Il problema però che ha portato a dover rimandare lo stop dev’essere però ricercato, secondo Sergio Capelli, direttore di Legambiente Piemonte e Valle d’Aosta, nella preparazione all’introduzione di questa misura: “Il fatto che sia scritta bene non garantisce che sia applicata altrettanto bene. L’esempio della rimozione del blocco degli Euro 5 è un esempio evidente di questo […] Purtroppo da quel febbraio 2019 – quando è stata approvata la direttiva in questione – al giugno 2023, non si è fatto nulla. Non si è comunicato nulla ai cittadini”. Si è arrivati così, per il direttore locale di Legambiente, a dover fare qualcosa all’ultimo momento, minando anche la credibilità delle istituzioni.

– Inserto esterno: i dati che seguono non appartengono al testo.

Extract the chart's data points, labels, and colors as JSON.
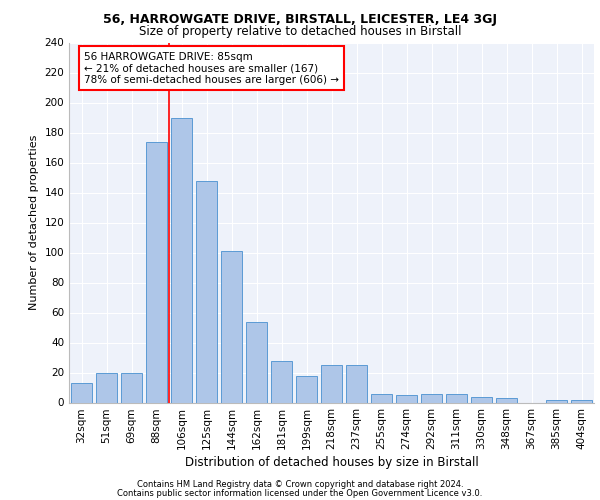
{
  "title1": "56, HARROWGATE DRIVE, BIRSTALL, LEICESTER, LE4 3GJ",
  "title2": "Size of property relative to detached houses in Birstall",
  "xlabel": "Distribution of detached houses by size in Birstall",
  "ylabel": "Number of detached properties",
  "categories": [
    "32sqm",
    "51sqm",
    "69sqm",
    "88sqm",
    "106sqm",
    "125sqm",
    "144sqm",
    "162sqm",
    "181sqm",
    "199sqm",
    "218sqm",
    "237sqm",
    "255sqm",
    "274sqm",
    "292sqm",
    "311sqm",
    "330sqm",
    "348sqm",
    "367sqm",
    "385sqm",
    "404sqm"
  ],
  "values": [
    13,
    20,
    20,
    174,
    190,
    148,
    101,
    54,
    28,
    18,
    25,
    25,
    6,
    5,
    6,
    6,
    4,
    3,
    0,
    2,
    2
  ],
  "bar_color": "#aec6e8",
  "bar_edge_color": "#5b9bd5",
  "vline_x_index": 3.5,
  "vline_color": "red",
  "annotation_text": "56 HARROWGATE DRIVE: 85sqm\n← 21% of detached houses are smaller (167)\n78% of semi-detached houses are larger (606) →",
  "annotation_box_color": "white",
  "annotation_box_edge": "red",
  "footer1": "Contains HM Land Registry data © Crown copyright and database right 2024.",
  "footer2": "Contains public sector information licensed under the Open Government Licence v3.0.",
  "background_color": "#eef2fa",
  "ylim": [
    0,
    240
  ],
  "yticks": [
    0,
    20,
    40,
    60,
    80,
    100,
    120,
    140,
    160,
    180,
    200,
    220,
    240
  ],
  "title1_fontsize": 9,
  "title2_fontsize": 8.5,
  "ylabel_fontsize": 8,
  "xlabel_fontsize": 8.5,
  "tick_fontsize": 7.5,
  "footer_fontsize": 6.0,
  "annot_fontsize": 7.5
}
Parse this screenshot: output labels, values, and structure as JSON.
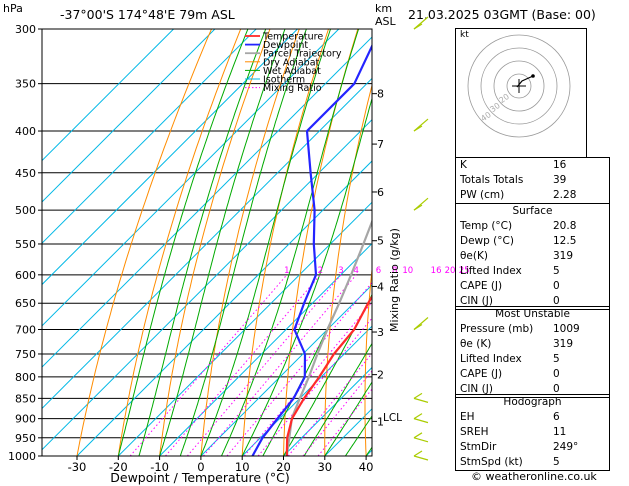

Per limitare l’uso dell’auto privata, secondo Capelli, serve innanzitutto potenziare il trasporto pubblico: “Devo dare un trasporto pubblico efficace ed efficiente: efficace nel senso che mi deve portare da A a B in tempi ragionevoli e con un comfort ragionevole; efficiente nel senso che deve avere una sostenibilità economica”. Nell’ambito urbano infatti un grande utilizzo dell’auto privata sostiene in maniera minore il trasporto pubblico e influisce sulla sua efficienza aumentando il traffico sulle strade. Inoltre cruciale è il tema delle ferrovie nella regione, sul quale prosegue Capelli: “In Piemonte, adesso qualcuna è stata riattivata, ma c’erano 14 linee ferroviarie sospese, linee ferroviarie utilizzate dai pendolari. E se sono utilizzate dai pendolari e il pendolare non ha più il treno, prende l’automobile”.